For Ghana's finance minister Yaw Osafo-Maafo the most important issues are debt and the price of oil. His West African country has been registering significant economic growth in recent years and has had its foreign debt cut in half. Despite that, said Mr. Osafo-Maafo, Ghanaians remain very poor and now they have endured an economic shock in the form of a doubling of gasoline prices.
"We were lucky that people didn't take to the streets, because for me this was a recipe for disaster -- to go up in petroleum prices 94 percent overnight," he recalled. "We had no choice, because we could not
subsidize(资助)petroleum prices. We couldn't afford it."
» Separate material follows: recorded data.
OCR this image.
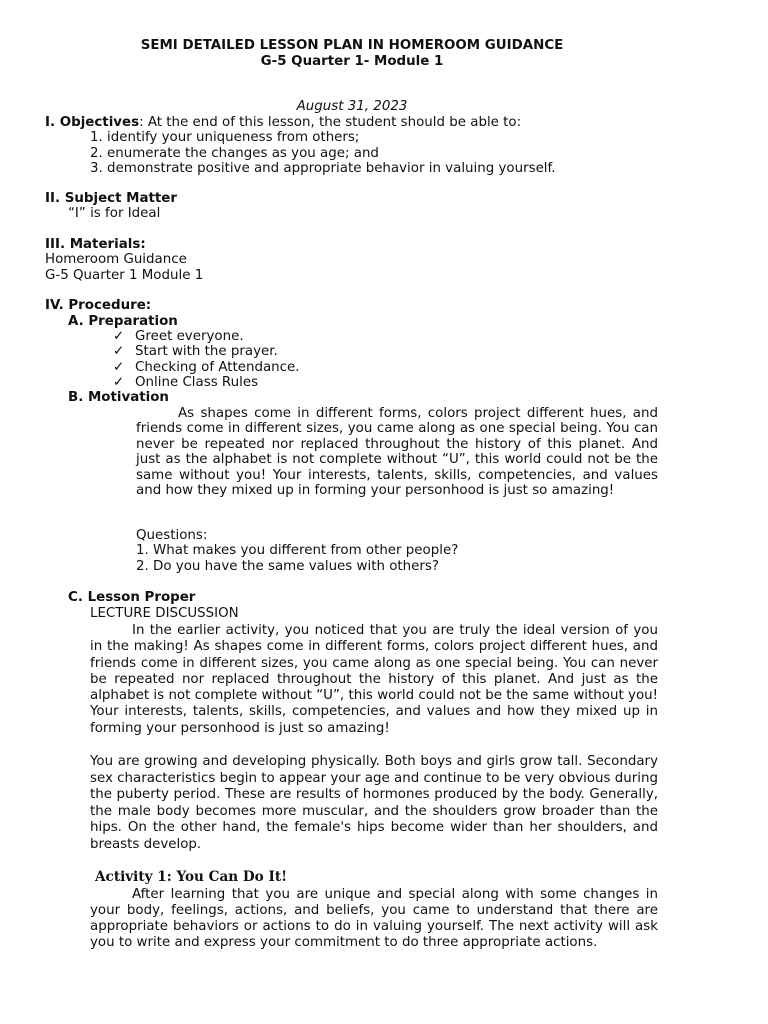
SEMI DETAILED LESSON PLAN IN HOMEROOM GUIDANCE
G-5 Quarter 1- Module 1
August 31, 2023
I. Objectives: At the end of this lesson, the student should be able to:
1. identify your uniqueness from others;
2. enumerate the changes as you age; and
3. demonstrate positive and appropriate behavior in valuing yourself.
II. Subject Matter
“I” is for Ideal
III. Materials:
Homeroom Guidance
G-5 Quarter 1 Module 1
IV. Procedure:
A. Preparation
✓ Greet everyone.
✓ Start with the prayer.
✓ Checking of Attendance.
✓ Online Class Rules
B. Motivation
As shapes come in different forms, colors project different hues, and friends come in different sizes, you came along as one special being. You can never be repeated nor replaced throughout the history of this planet. And just as the alphabet is not complete without “U”, this world could not be the same without you! Your interests, talents, skills, competencies, and values and how they mixed up in forming your personhood is just so amazing!
Questions:
1. What makes you different from other people?
2. Do you have the same values with others?
C. Lesson Proper
LECTURE DISCUSSION
In the earlier activity, you noticed that you are truly the ideal version of you in the making! As shapes come in different forms, colors project different hues, and friends come in different sizes, you came along as one special being. You can never be repeated nor replaced throughout the history of this planet. And just as the alphabet is not complete without “U”, this world could not be the same without you! Your interests, talents, skills, competencies, and values and how they mixed up in forming your personhood is just so amazing!
You are growing and developing physically. Both boys and girls grow tall. Secondary sex characteristics begin to appear your age and continue to be very obvious during the puberty period. These are results of hormones produced by the body. Generally, the male body becomes more muscular, and the shoulders grow broader than the hips. On the other hand, the female's hips become wider than her shoulders, and breasts develop.
Activity 1: You Can Do It!
After learning that you are unique and special along with some changes in your body, feelings, actions, and beliefs, you came to understand that there are appropriate behaviors or actions to do in valuing yourself. The next activity will ask you to write and express your commitment to do three appropriate actions.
Substantive decisions are not expected at the meetings. Instead there will be wide ranging discussion on problems of economic policy, the economic outlook and developing country debt.
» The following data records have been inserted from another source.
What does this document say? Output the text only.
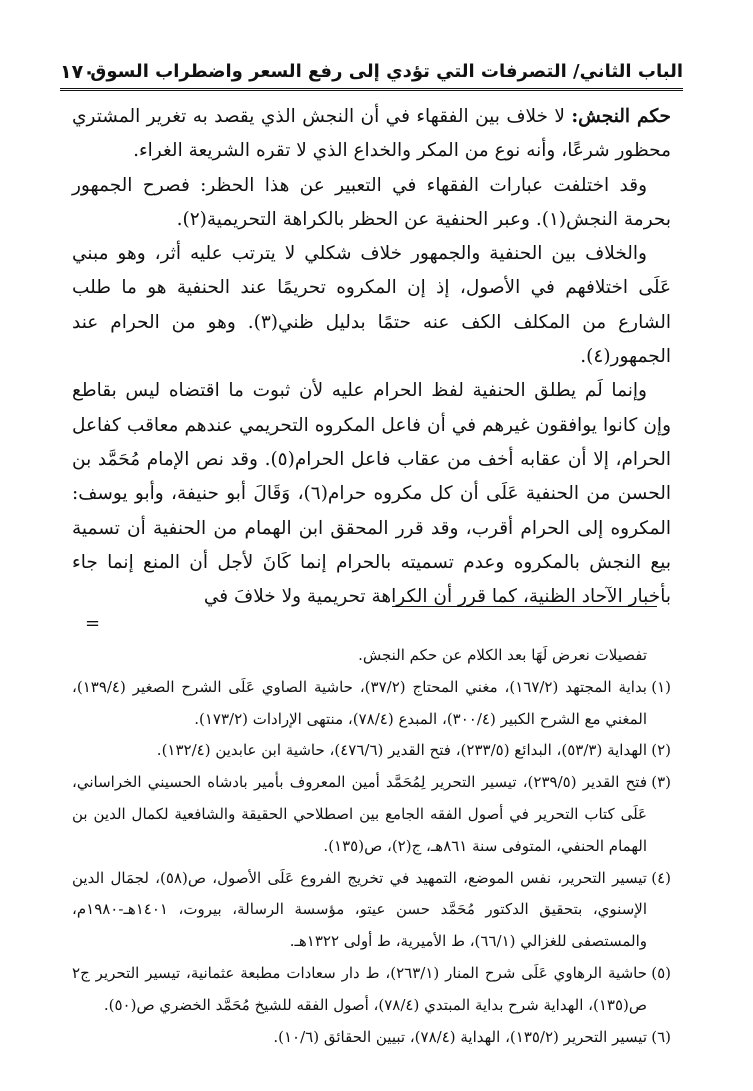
الباب الثاني/ التصرفات التي تؤدي إلى رفع السعر واضطراب السوق
١٧٠

حكم النجش: لا خلاف بين الفقهاء في أن النجش الذي يقصد به تغرير المشتري محظور شرعًا، وأنه نوع من المكر والخداع الذي لا تقره الشريعة الغراء.

وقد اختلفت عبارات الفقهاء في التعبير عن هذا الحظر: فصرح الجمهور بحرمة النجش(١). وعبر الحنفية عن الحظر بالكراهة التحريمية(٢).

والخلاف بين الحنفية والجمهور خلاف شكلي لا يترتب عليه أثر، وهو مبني عَلَى اختلافهم في الأصول، إذ إن المكروه تحريمًا عند الحنفية هو ما طلب الشارع من المكلف الكف عنه حتمًا بدليل ظني(٣). وهو من الحرام عند الجمهور(٤).

وإنما لَم يطلق الحنفية لفظ الحرام عليه لأن ثبوت ما اقتضاه ليس بقاطع وإن كانوا يوافقون غيرهم في أن فاعل المكروه التحريمي عندهم معاقب كفاعل الحرام، إلا أن عقابه أخف من عقاب فاعل الحرام(٥). وقد نص الإمام مُحَمَّد بن الحسن من الحنفية عَلَى أن كل مكروه حرام(٦)، وَقَالَ أبو حنيفة، وأبو يوسف: المكروه إلى الحرام أقرب، وقد قرر المحقق ابن الهمام من الحنفية أن تسمية بيع النجش بالمكروه وعدم تسميته بالحرام إنما كَانَ لأجل أن المنع إنما جاء بأخبار الآحاد الظنية، كما قرر أن الكراهة تحريمية ولا خلافَ في

=

تفصيلات نعرض لَهَا بعد الكلام عن حكم النجش.

(١)بداية المجتهد (١٦٧/٢)، مغني المحتاج (٣٧/٢)، حاشية الصاوي عَلَى الشرح الصغير (١٣٩/٤)، المغني مع الشرح الكبير (٣٠٠/٤)، المبدع (٧٨/٤)، منتهى الإرادات (١٧٣/٢).

(٢)الهداية (٥٣/٣)، البدائع (٢٣٣/٥)، فتح القدير (٤٧٦/٦)، حاشية ابن عابدين (١٣٢/٤).

(٣)فتح القدير (٢٣٩/٥)، تيسير التحرير لِمُحَمَّد أمين المعروف بأمير بادشاه الحسيني الخراساني، عَلَى كتاب التحرير في أصول الفقه الجامع بين اصطلاحي الحقيقة والشافعية لكمال الدين بن الهمام الحنفي، المتوفى سنة ٨٦١هـ، ج(٢)، ص(١٣٥).

(٤)تيسير التحرير، نفس الموضع، التمهيد في تخريج الفروع عَلَى الأصول، ص(٥٨)، لجمَال الدين الإسنوي، بتحقيق الدكتور مُحَمَّد حسن عيتو، مؤسسة الرسالة، بيروت، ١٤٠١هـ-١٩٨٠م، والمستصفى للغزالي (٦٦/١)، ط الأميرية، ط أولى ١٣٢٢هـ.

(٥)حاشية الرهاوي عَلَى شرح المنار (٢٦٣/١)، ط دار سعادات مطبعة عثمانية، تيسير التحرير ج٢ ص(١٣٥)، الهداية شرح بداية المبتدي (٧٨/٤)، أصول الفقه للشيخ مُحَمَّد الخضري ص(٥٠).

(٦)تيسير التحرير (١٣٥/٢)، الهداية (٧٨/٤)، تبيين الحقائق (١٠/٦).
World Bank President James Wolfensohn said that the recovering world economy is good news, but he added that the benefits of growth are uneven with poor countries like Ghana paying a heavy price for this year's sharp increase in oil prices. Mr. Wolfensohn wants the meetings to focus on global poverty.
"We frankly believe that you can't have peace and stability unless you deal with the question of poverty," he noted. "But it is not at the moment a hot button issue. A lot of people talk about it but there is not tremendous action."
It was 60 years ago that the World Bank and International Monetary Fund were created at a war-time financial conference at which over 30 countries participated. Anne Krueger, the acting head of the IMF, said that the two organizations have promoted global financial stability during six decades of significant progress.
"We've had a growth of international trade," she said. "We've had a liberalization of trade which has
spurred(促进、鼓励) that growth. We've had living standards, life expectancies - any measure you name -- not just incomes, life expectancies, education attainments, what have you, going up."
The IMF itself is in transition as a new managing director is in the process of being named. He is expected to be the outgoing Spanish finance minister Rodrigo Rato. Horst Koehler, the first German to head the fund, resigned last month to accept the nomination to become Germany's state president.